Un viejo matrimonio era tan pobre que con gran frecuencia no tenía ni
un mendrugo de pan que llevarse a la boca.
Un día se fueron al bosque a recoger bellotas y traerlas a casa para
tener algo con que satisfacer su hambre.
Mientras comían, a la anciana se le cayó una bellota al suelo de la
cabaña; la bellota germinó y poco tiempo después asomaba una ramita por entre las tablas del suelo. La mujer lo notó y dijo a su marido:
-Oye, es menester que quites una tabla del piso para que la encina
pueda seguir creciendo y, cuando sea grande, tengamos bellotas en casa sin necesidad de ir a buscarlas al bosque.
El anciano hizo un agujero en las tablas del suelo y el árbol siguió
creciendo rápidamente hasta que llegó al techo. Entonces el viejo quitó el tejado y la encina siguió creciendo, creciendo, hasta que llegó al mismísimo cielo.
Habiéndose acabado las bellotas que habían traído del bosque, el
anciano cogió un saco y empezó a subir por la encina; tanto subió, que al fin se encontró en el cielo. Llevaba ya un rato paseándose por allí cuando percibió un gallito de cresta de oro, al lado del cual se hallaban unas pequeñas muelas de molino.
Sin pararse a pensar más, el anciano cogió el gallo y las muelas y
bajó por la encina a su cabaña. Una vez allí, dijo a su mujer:
-¡Oye, mi vieja! ¿Qué podríamos comer?
-Espera -le contestó ésta-; voy a ver cómo trabajan estas muelas.
Las cogió y se puso a hacer como que molía, y en el acto empezaron a
salir flanes y pasteles en tal abundancia que no tenía tiempo de
recogerlos. Los ancianos se pusieron muy contentos, y cenaron
suculentamente.
Un día pasaba por allí un noble y entró en la cabaña.
-Buenos viejos, ¿no podríais darme algo de comer?
-¿Qué quieres que te demos? ¿Quieres flanes y pasteles? -le dijo la
anciana.
Y tomando las muelas se puso a moler, y en seguida salieron en montón
flanes y pastelillos.
El noble los comió y propuso a la mujer:
-Véndeme, abuelita, las muelas.
-No -le contestó ésta-; eso no puede ser.

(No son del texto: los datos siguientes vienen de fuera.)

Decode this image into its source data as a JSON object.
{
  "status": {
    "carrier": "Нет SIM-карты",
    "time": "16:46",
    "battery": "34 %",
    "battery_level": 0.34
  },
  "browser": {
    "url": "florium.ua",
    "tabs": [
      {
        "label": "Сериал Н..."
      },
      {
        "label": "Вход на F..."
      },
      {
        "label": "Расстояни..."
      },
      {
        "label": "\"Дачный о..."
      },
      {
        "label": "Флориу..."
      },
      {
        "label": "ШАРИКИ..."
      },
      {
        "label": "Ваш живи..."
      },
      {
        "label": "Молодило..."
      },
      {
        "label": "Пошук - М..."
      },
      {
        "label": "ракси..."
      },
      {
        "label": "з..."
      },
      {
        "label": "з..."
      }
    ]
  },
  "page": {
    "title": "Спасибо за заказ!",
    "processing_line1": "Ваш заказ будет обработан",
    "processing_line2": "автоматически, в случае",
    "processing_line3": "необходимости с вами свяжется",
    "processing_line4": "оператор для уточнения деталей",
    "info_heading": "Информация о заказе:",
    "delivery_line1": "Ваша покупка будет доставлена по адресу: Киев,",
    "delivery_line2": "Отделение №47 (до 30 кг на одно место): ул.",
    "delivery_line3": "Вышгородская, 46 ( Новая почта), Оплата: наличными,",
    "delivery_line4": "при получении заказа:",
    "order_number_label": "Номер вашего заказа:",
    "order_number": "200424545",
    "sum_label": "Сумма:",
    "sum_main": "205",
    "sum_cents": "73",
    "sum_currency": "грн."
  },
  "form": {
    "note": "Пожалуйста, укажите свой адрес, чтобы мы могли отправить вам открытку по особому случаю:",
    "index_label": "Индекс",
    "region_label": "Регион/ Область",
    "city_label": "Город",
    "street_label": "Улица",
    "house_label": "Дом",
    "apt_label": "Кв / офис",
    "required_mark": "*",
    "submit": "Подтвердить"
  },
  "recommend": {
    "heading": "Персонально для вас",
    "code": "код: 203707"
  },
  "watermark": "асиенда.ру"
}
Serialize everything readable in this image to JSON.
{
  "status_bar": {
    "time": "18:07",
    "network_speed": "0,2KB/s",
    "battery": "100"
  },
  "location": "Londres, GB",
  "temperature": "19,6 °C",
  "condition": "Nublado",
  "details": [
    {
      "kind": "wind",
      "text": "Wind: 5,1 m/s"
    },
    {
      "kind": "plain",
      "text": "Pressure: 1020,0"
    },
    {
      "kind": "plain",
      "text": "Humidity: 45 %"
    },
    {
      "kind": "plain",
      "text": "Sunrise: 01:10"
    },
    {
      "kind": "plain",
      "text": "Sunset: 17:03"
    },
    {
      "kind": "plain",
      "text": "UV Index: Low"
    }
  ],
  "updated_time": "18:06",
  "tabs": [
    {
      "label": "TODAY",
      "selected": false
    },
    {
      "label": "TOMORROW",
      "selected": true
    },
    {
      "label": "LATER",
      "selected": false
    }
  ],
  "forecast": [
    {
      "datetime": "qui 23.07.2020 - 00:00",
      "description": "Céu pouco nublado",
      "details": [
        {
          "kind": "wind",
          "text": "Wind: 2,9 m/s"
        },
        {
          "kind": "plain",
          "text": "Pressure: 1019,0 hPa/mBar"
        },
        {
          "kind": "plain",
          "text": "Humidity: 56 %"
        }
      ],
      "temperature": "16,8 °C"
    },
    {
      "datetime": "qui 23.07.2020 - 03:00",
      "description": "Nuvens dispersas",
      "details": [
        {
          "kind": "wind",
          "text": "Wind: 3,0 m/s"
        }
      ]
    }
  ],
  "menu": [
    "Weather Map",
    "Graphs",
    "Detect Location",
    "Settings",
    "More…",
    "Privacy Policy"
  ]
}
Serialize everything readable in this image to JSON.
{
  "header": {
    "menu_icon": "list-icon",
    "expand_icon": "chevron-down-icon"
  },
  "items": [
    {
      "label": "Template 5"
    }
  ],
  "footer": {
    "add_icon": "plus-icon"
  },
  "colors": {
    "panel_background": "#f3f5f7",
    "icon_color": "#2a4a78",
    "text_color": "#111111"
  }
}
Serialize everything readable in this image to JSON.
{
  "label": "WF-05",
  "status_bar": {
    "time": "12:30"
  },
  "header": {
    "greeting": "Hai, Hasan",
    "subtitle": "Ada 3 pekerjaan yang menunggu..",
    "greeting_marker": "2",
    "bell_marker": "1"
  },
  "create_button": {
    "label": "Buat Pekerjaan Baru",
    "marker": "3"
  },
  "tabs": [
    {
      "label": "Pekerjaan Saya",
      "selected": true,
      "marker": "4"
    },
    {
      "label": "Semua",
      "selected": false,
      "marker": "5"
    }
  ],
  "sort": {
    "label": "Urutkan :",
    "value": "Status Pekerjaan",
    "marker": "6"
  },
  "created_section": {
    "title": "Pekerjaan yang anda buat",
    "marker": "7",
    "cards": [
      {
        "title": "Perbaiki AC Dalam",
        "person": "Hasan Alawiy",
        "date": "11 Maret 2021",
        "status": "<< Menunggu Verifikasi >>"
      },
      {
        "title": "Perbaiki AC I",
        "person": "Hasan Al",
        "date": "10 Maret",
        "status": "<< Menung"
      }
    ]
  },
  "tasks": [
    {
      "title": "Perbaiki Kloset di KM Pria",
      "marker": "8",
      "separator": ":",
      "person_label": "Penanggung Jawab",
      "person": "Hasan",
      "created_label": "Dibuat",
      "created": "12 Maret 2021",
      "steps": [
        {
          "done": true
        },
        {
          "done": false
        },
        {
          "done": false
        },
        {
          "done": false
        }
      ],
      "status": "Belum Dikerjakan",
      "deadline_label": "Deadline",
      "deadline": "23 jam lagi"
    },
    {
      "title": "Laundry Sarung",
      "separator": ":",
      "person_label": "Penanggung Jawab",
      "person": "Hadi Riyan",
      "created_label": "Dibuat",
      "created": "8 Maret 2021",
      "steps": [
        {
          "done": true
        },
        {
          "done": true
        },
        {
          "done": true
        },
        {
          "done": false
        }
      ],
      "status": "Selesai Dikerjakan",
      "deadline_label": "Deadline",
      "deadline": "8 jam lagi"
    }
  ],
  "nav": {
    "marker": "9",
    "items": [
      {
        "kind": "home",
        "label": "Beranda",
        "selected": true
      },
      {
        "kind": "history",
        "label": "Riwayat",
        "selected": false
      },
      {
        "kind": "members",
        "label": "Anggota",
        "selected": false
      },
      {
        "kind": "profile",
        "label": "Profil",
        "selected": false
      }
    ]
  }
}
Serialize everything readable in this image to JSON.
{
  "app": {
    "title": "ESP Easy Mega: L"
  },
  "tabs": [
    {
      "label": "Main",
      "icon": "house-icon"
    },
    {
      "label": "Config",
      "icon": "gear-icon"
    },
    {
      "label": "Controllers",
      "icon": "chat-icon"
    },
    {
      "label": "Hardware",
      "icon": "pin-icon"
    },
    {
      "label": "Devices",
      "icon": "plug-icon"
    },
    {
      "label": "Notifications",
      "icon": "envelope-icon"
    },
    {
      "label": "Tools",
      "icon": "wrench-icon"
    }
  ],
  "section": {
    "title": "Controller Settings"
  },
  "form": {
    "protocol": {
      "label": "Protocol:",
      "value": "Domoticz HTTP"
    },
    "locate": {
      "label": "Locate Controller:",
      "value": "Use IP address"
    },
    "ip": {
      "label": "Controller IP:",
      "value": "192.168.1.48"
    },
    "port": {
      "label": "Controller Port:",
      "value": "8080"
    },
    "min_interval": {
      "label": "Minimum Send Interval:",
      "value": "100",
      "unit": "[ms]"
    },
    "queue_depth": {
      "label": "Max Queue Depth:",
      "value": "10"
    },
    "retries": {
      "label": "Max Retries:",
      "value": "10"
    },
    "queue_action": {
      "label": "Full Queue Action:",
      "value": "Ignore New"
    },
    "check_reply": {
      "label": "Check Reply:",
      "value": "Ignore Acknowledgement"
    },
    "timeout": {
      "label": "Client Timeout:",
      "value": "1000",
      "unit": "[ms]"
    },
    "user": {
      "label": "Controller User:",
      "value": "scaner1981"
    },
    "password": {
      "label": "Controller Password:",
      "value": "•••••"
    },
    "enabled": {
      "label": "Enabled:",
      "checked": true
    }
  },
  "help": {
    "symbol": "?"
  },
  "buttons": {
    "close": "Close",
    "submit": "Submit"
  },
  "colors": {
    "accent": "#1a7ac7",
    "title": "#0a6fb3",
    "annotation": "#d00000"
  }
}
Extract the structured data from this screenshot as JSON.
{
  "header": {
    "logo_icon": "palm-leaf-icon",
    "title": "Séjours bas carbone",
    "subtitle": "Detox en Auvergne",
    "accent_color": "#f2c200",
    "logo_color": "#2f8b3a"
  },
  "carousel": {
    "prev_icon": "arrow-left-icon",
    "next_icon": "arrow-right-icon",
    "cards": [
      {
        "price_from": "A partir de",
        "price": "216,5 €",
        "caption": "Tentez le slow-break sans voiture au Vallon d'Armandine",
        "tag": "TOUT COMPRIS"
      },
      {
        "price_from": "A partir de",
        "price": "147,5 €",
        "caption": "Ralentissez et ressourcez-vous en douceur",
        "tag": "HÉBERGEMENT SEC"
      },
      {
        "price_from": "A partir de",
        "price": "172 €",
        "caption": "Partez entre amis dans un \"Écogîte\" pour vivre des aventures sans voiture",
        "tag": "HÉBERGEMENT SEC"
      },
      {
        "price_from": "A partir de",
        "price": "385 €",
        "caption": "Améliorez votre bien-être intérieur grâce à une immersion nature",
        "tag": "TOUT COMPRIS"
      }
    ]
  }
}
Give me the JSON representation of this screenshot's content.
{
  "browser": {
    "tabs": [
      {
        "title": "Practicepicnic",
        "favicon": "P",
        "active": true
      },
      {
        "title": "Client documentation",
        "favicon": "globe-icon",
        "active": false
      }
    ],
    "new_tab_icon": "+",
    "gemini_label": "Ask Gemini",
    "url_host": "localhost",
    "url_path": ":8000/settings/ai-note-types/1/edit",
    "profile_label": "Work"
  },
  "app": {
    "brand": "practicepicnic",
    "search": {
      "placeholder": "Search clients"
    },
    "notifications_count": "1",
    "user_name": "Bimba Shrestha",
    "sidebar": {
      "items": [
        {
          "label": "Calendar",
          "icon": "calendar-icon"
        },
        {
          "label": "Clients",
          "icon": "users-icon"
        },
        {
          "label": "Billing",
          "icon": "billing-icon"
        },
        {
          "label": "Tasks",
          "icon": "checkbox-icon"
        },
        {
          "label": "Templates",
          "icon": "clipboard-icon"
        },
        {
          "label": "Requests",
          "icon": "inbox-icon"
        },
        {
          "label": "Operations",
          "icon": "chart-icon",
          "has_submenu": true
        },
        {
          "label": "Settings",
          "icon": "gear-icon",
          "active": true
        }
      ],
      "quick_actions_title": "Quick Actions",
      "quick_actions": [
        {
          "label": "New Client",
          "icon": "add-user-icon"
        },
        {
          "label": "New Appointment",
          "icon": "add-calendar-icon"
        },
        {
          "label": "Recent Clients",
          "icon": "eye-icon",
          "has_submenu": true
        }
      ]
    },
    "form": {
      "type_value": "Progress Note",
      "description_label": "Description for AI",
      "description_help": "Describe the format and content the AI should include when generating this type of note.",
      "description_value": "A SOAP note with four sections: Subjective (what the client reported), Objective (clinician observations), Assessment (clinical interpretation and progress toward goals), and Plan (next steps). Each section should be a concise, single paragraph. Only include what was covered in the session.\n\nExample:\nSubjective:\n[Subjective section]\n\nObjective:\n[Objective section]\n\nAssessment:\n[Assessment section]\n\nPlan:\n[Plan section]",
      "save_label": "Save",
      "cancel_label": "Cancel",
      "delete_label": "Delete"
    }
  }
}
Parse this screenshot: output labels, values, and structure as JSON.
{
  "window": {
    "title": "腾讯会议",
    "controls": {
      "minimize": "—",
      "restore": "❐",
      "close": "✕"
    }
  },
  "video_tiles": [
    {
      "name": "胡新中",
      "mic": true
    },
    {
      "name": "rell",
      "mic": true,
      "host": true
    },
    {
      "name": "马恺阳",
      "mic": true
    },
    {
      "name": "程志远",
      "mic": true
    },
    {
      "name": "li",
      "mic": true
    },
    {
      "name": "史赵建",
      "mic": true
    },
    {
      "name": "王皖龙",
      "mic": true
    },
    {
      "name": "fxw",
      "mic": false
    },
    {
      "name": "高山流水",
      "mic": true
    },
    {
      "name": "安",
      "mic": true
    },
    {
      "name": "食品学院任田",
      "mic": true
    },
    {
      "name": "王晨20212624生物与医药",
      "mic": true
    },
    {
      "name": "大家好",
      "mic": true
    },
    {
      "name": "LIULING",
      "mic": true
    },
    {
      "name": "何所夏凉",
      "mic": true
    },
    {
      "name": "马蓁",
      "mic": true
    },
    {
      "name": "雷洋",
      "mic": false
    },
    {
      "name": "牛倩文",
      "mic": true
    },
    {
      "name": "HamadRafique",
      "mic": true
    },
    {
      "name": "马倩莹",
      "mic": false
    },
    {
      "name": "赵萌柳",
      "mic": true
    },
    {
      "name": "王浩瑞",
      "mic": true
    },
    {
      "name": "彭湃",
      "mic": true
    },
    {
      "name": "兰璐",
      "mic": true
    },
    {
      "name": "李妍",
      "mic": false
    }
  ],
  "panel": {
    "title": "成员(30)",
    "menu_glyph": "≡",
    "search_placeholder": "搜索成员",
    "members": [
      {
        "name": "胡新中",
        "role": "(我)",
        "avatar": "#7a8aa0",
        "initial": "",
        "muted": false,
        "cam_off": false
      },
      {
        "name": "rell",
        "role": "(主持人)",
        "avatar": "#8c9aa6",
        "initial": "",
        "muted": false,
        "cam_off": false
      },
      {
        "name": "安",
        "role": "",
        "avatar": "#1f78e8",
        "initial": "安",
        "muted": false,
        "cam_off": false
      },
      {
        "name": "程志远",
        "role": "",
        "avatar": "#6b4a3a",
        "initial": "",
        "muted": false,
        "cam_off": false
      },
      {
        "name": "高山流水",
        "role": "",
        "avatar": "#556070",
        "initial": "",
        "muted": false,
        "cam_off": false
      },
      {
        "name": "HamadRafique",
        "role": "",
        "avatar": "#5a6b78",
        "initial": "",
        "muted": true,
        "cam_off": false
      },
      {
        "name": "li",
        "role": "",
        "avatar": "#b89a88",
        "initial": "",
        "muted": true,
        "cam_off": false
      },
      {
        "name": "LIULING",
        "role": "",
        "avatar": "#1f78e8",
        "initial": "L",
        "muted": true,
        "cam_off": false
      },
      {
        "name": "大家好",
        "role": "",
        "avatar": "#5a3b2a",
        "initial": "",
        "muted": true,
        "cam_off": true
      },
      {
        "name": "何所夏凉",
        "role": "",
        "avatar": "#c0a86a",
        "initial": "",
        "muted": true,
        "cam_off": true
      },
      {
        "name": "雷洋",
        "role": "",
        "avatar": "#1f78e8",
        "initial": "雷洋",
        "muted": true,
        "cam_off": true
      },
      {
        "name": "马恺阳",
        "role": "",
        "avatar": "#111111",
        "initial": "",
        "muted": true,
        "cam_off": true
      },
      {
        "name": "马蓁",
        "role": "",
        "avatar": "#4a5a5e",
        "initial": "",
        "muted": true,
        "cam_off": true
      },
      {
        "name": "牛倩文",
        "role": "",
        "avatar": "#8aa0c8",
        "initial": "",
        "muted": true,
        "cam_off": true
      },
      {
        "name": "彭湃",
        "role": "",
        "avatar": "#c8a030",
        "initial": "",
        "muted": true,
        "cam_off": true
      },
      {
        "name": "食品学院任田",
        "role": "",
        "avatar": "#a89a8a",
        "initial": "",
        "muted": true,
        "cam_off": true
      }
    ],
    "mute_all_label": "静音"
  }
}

Entonces el noble, envidioso del bien ajeno, le robó las muelas y se
marchó. Apenas los ancianos notaron el robo se entristecieron mucho y
empezaron a lamentarse.
-Esperad -les dijo el Gallito de Cresta de Oro-; volaré tras él y lo
alcanzaré.
Echó a volar, llegó al palacio del noble, se sentó encima de la
puerta y cantó desde allí:
-¡Quiquiriquí! ¡Señor! ¡Señor! ¡Devuélvenos las muelas de oro que nos
robaste!
En cuanto oyó el noble el canto del gallo ordenó a sus servidores:
-¡Muchachos! ¡Coged ese gallo y tiradlo al pozo!
Los criados cogieron al gallito y lo echaron al pozo; dentro de éste
se le oyó decir:
-¡Pico, pico, bebe agua!
Y poco a poco se bebió toda el agua del pozo. En seguida voló otra
vez al palacio del noble, se posó en el balcón y empezó a cantar:
-¡Quiquiriquí! ¡Señor! ¡Señor! ¡Devuélvenos las muelas de oro que nos
robaste!
El noble, enfadado, ordenó al cocinero que metiese el gallo en el
horno. Cogieron al gallito y lo echaron al horno encendido; pero una vez allí, empezó a decir:
-¡Pico, pico, vierte agua!
Y con el agua que vertió apagó toda la lumbre del horno.
Otra vez echó a volar, entró en el palacio del noble y cantó por
tercera vez:
-¡Quiquiriquí! ¡Señor! ¡Señor! ¡Devuélvenos las muelas de oro que nos
robaste!
En aquel momento se encontraba el noble celebrando una fiesta con sus
amigos, y éstos, al oír lo que cantaba el gallo, se precipitaron asustados fuera de la casa. El noble corrió tras ellos para tranquilizarlos y hacerlos volver, y el Gallito de Cresta de Oro, aprovechando este momento en que quedó solo, cogió las muelas y se fue volando con ellas a la cabaña del anciano matrimonio, que se puso contentísimo y vivió en adelante muy feliz, sin que, gracias a las muelas, le faltase nunca qué comer.